Enquanto globalmente a gasolina subiu, em média, 17,5% e o diesel 23,3% nesse intervalo, no Brasil os aumentos registrados foram de 4,9% para a gasolina e 13,6% para o diesel. O Ineep comparou ainda com Estados Unidos e Argentina, onde as altas foram superiores.
Nos Estados Unidos, a gasolina apresentou elevação de 36,1% e o diesel 36,8% entre as datas analisadas, segundo o Ineep. Já na Argentina, principal parceiro comercial do Brasil na América do Sul, os reajustes ficaram em 21,1% para gasolina e 23,7% para diesel.

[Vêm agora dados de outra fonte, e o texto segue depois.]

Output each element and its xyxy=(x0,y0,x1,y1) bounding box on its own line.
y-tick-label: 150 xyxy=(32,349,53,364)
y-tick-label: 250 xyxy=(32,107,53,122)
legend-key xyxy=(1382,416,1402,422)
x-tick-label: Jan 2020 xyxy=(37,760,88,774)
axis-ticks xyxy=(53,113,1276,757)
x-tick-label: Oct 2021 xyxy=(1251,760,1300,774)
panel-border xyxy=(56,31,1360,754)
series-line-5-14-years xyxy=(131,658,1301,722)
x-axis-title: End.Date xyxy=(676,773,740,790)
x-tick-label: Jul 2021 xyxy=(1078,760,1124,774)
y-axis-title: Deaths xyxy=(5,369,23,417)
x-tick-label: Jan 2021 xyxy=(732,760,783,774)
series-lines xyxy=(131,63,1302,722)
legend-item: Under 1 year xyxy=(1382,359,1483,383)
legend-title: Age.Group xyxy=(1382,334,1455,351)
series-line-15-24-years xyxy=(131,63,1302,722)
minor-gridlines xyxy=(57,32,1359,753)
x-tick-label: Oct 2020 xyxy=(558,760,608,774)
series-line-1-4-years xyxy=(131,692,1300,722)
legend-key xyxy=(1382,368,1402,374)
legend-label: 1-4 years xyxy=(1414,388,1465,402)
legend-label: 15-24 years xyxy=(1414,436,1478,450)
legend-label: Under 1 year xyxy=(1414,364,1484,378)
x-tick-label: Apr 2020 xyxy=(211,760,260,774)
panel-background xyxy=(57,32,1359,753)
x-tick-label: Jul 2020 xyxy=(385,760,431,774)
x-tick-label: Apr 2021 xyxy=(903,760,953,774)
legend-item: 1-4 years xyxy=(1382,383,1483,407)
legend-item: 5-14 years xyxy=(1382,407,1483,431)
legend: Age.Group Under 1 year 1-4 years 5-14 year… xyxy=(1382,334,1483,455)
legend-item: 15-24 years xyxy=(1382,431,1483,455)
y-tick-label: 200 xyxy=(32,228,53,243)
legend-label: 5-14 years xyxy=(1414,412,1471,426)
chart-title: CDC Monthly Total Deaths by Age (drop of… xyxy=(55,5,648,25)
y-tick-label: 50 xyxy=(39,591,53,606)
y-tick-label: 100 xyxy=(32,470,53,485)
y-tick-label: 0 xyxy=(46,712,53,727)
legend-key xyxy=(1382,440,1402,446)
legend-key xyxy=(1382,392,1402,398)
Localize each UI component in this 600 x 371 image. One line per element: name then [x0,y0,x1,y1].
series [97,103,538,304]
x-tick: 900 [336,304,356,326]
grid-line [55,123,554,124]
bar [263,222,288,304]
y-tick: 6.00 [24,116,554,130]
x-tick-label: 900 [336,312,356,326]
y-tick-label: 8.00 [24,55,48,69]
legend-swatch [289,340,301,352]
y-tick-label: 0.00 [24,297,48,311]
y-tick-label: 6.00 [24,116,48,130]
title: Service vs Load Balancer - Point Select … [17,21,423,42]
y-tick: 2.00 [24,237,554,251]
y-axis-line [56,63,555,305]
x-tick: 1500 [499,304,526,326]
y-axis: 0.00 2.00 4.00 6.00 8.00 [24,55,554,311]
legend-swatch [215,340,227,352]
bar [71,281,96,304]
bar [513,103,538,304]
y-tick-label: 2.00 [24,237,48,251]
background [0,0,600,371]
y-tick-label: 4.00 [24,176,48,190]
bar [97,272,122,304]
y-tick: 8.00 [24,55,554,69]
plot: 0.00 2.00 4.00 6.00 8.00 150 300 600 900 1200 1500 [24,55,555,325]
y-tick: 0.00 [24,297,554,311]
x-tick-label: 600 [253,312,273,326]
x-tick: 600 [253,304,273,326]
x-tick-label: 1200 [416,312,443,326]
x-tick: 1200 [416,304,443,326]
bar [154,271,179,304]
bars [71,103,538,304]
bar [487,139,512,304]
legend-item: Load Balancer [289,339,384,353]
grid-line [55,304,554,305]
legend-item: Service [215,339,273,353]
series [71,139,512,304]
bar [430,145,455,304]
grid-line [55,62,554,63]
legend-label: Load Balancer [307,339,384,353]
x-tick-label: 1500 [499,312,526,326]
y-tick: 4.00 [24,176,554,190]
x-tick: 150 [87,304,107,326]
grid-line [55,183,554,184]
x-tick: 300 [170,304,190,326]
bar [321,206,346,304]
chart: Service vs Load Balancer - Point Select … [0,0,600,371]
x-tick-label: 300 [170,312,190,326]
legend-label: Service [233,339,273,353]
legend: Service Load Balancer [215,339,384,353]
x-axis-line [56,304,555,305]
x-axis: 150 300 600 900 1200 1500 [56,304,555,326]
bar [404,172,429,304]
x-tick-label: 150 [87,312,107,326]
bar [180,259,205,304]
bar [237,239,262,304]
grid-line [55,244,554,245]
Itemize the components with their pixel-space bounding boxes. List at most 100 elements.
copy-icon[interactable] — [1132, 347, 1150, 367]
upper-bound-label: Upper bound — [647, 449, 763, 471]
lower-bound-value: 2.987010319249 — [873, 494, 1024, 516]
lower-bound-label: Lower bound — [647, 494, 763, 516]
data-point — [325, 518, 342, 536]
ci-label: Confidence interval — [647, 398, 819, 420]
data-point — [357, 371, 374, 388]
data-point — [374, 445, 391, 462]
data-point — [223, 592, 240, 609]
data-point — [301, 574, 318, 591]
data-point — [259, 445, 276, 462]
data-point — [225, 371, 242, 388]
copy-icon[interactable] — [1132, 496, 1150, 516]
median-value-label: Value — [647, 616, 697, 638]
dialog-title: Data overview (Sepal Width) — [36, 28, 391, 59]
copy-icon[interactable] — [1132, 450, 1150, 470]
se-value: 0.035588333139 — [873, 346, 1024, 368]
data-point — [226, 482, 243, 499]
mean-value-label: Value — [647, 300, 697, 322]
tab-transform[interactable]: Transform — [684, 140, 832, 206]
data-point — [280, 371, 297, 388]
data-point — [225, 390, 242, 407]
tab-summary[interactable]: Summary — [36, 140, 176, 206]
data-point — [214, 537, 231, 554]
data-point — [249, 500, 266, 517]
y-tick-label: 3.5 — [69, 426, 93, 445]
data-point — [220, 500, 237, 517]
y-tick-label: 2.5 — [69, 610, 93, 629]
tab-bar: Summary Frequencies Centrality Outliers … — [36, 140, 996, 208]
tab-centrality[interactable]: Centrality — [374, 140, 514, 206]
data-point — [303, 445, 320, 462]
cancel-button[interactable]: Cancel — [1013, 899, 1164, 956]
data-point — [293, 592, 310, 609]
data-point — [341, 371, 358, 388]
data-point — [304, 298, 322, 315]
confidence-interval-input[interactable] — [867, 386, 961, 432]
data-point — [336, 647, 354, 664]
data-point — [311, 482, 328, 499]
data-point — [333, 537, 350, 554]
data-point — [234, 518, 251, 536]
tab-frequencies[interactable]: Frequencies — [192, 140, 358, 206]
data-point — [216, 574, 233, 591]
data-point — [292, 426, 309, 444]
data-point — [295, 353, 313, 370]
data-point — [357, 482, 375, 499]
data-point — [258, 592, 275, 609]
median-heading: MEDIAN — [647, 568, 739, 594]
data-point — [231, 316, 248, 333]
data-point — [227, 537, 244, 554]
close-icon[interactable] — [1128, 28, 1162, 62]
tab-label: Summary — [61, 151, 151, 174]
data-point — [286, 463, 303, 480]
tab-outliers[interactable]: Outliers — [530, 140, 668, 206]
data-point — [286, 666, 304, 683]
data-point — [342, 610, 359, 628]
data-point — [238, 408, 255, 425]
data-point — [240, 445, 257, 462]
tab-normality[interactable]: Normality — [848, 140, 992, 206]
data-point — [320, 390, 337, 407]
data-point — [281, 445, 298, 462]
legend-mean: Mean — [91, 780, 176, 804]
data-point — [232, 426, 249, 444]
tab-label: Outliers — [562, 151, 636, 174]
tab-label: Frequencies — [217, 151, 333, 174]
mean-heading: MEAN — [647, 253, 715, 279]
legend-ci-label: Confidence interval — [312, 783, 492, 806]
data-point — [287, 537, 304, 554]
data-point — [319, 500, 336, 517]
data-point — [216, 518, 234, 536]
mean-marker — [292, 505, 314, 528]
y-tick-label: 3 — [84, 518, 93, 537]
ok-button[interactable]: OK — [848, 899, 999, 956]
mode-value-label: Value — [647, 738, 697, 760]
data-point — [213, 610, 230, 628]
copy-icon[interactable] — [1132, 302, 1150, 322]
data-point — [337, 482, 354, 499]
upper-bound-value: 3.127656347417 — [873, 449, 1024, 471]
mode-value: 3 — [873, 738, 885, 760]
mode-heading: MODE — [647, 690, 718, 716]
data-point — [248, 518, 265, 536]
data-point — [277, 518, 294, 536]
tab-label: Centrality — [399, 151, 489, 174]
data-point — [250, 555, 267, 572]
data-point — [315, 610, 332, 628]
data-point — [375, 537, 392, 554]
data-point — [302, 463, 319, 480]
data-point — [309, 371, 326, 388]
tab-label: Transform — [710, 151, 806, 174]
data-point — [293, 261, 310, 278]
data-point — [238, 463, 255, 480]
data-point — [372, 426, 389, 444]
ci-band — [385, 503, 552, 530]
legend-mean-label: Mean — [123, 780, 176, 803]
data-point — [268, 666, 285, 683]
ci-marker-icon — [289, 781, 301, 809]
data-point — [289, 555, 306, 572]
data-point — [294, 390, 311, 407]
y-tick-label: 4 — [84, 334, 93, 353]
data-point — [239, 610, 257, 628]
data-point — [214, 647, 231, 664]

De acordo com o instituto, a política de preços e subsídios praticada pelo governo federal contribuiu para segurar os aumentos no Brasil. “As medidas emergenciais adotadas para conter os efeitos do choque do petróleo sobre os preços dos combustíveis foram muito importantes”, informou o Ineep em nota oficial nesta quinta-feira, 18.
Apesar das ações tomadas até o momento, o Ineep avalia que elas ainda são “insuficientes para enfrentar vulnerabilidades estruturais do setor.” O centro de estudos defende uma estratégia de longo prazo que envolva o fortalecimento da Petrobras, aumento da capacidade de refino e reforço nos elos estratégicos do abastecimento.
O levantamento abrange um período marcado pelo início das operações aéreas contra o Irã, a morte do líder religioso Ali Khamenei e bloqueios no Estreito de Ormuz. No mesmo intervalo, o etanol hidratado no Brasil teve queda de 7,3%, atribuída ao início da safra 2026/2027 e ao aumento da oferta.